When I found myself “at the bottom,” with my life in shambles, a dear friend told me that if I chose to accept the gift of surrendering my life and learning to live in a new simple way—trusting God, cleaning house and serving others—that not only could I survive, I could actually grow through that trial. “If you do go on this journey,” he told me, “you will get to know yourself for the first time.

Since then, I have lived my life, one day at a time, according to this new, simple program.

In somehow choosing this new path, I believe I have received what many call, “the second call.” I read these words this morning, from Brennan Manning’s Ragamuffin Gospel.

Second journeys usually end quietly with a new wisdom and a coming to a true sense of self that releases great power. The wisdom is that of an adult who has regained equilibrium, stabilized, and found fresh purpose and new dreams. It is a wisdom that gives some things up, lets some things die, and accepts human limitations. It is a wisdom that realizes: I cannot expect anyone to understand me fully. It is wisdom that admits the inevitability of old age and death.

The second journey begins when we know we cannot live the afternoon of life according to the morning program. (That’s really good-EC.)

The second call invites us to serious reflection on the nature and quality of our faith in the gospel of grace, our hope in the new and not yet, and our love for God and people. The second call is a summons to a deeper, more mature commitment of faith where the naiveté, first fervor, and untested idealism of the morning and the first commitment have been seasoned with pain, rejection, failure, loneliness, and self-knowledge.”

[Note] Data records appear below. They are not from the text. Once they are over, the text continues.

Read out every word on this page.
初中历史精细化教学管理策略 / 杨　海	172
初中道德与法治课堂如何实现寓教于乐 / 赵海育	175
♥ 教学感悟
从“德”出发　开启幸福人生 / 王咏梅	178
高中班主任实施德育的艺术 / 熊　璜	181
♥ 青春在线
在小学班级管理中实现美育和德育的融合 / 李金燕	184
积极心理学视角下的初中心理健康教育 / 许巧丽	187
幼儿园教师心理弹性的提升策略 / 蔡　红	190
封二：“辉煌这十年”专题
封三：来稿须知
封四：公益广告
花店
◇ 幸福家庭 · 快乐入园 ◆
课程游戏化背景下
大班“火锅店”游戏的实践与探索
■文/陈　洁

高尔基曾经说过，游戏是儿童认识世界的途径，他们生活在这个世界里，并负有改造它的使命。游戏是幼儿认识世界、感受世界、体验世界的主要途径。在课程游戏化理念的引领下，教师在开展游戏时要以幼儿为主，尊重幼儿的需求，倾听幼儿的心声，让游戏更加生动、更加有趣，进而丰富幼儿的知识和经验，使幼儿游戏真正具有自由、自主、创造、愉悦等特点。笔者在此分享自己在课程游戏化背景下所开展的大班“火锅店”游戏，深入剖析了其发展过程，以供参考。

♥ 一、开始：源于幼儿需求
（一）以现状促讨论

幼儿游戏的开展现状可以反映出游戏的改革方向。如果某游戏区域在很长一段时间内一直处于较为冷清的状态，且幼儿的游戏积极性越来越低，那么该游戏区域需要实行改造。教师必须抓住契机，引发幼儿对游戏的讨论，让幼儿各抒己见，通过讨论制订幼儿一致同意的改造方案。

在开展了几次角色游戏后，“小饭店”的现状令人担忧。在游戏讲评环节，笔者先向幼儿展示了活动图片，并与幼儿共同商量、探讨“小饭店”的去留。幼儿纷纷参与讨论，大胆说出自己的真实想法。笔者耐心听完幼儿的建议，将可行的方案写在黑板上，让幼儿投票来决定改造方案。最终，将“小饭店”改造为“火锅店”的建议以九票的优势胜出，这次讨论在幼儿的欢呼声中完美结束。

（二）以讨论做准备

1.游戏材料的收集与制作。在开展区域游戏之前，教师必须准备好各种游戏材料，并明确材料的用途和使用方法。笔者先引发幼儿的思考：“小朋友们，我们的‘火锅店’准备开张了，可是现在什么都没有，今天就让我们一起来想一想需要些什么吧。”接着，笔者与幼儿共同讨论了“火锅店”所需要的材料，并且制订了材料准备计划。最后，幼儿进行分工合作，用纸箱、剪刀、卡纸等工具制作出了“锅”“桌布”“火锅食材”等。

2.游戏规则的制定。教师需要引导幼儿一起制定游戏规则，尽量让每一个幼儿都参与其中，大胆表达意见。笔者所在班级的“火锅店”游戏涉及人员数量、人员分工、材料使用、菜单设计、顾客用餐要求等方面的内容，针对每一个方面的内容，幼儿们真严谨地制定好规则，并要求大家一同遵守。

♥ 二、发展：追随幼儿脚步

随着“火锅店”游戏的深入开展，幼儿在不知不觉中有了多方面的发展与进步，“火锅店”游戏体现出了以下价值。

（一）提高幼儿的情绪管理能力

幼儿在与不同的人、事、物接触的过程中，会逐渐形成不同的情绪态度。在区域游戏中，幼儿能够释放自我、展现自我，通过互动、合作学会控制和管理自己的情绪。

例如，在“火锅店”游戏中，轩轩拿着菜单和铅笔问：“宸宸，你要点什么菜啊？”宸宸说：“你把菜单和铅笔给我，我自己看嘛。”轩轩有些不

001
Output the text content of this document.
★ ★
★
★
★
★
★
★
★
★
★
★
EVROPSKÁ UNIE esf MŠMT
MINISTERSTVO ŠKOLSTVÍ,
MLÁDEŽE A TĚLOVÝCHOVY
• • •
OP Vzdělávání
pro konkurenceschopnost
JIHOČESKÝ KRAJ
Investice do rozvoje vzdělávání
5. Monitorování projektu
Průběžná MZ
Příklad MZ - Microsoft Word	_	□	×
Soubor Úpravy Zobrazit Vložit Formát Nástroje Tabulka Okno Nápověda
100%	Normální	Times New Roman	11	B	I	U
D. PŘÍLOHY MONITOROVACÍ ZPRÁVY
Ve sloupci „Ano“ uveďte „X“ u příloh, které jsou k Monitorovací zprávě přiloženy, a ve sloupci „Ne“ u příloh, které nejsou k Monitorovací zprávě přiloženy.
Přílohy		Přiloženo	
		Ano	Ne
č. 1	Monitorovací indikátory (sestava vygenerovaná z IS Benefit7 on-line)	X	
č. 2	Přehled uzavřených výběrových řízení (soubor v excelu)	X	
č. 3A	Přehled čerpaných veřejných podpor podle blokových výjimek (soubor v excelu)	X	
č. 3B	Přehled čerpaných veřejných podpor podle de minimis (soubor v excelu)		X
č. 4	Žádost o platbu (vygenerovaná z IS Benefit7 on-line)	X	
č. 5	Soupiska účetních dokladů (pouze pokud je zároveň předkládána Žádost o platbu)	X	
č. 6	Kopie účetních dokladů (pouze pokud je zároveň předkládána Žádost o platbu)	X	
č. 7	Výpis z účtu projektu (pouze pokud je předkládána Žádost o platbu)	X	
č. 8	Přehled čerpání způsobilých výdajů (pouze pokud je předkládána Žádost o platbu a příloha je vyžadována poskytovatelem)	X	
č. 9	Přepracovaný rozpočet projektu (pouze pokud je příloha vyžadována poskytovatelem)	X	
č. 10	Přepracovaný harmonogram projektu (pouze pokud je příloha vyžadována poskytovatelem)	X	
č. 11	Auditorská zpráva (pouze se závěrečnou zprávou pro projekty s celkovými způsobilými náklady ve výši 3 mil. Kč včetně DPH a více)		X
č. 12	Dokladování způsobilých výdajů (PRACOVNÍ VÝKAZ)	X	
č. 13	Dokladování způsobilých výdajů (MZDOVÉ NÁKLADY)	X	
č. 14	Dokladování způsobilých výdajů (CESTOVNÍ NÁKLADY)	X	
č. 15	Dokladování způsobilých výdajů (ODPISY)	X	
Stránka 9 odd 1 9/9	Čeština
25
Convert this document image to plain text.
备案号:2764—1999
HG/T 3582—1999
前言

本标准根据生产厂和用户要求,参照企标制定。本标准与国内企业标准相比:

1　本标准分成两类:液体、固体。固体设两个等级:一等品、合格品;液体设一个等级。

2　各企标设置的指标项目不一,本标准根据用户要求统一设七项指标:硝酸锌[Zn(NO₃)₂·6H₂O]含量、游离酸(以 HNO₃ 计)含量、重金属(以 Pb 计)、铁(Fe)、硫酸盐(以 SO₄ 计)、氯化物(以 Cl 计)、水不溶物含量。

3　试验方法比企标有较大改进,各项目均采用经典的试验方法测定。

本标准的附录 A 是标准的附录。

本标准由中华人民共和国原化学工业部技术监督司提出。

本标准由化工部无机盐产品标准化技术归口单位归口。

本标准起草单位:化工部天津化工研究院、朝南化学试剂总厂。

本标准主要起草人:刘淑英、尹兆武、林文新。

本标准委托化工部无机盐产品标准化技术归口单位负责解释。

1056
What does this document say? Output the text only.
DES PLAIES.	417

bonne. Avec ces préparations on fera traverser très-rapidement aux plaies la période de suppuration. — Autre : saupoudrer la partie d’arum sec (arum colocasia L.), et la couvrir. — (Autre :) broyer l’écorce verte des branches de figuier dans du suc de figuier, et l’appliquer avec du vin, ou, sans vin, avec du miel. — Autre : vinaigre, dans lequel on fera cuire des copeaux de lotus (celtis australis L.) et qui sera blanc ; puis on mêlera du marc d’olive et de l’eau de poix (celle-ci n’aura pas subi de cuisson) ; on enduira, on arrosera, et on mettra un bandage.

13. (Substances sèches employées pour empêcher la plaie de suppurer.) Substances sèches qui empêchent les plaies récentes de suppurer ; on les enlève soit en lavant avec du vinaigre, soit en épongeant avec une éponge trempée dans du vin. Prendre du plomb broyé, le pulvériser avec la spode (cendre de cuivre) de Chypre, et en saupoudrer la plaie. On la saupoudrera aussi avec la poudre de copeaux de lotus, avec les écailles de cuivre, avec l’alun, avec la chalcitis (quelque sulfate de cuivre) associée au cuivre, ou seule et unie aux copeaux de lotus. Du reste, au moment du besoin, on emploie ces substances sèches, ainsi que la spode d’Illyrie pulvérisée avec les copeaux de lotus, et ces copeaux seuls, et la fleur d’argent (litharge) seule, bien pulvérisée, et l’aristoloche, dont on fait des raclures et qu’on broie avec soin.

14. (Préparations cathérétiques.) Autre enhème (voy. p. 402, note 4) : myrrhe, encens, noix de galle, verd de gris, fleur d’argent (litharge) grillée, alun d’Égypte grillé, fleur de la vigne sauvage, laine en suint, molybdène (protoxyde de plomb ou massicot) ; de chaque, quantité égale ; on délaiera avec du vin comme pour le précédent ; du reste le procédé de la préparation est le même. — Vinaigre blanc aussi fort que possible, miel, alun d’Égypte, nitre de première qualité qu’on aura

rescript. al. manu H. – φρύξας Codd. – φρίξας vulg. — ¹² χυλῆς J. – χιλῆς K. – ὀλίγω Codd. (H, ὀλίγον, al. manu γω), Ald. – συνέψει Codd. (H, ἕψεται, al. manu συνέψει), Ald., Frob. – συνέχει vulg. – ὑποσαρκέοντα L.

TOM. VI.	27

Brennan Manning, Ragamuffin Gospel

Over the past six months, I have experienced more pain, rejection, failure, and loneliness than I could have ever imagined possible, let alone endurable.

And yet here I stand (with, I hope, just a little self-knowledge).

This “second journey/call” is exciting, but also terrifying, because for the first time in a very long while, I’m aware that I am NOT in control, and nor am I meant to be. I am trying very hard to put my life in the hands of the God of Abram, and Isaac, and Moses, and David, and Elijah, and John the Baptizer and Jesus and Paul… and everyone else who embraced the mystery and took a step out their front door to follow the CALL to “become who they are meant to be.”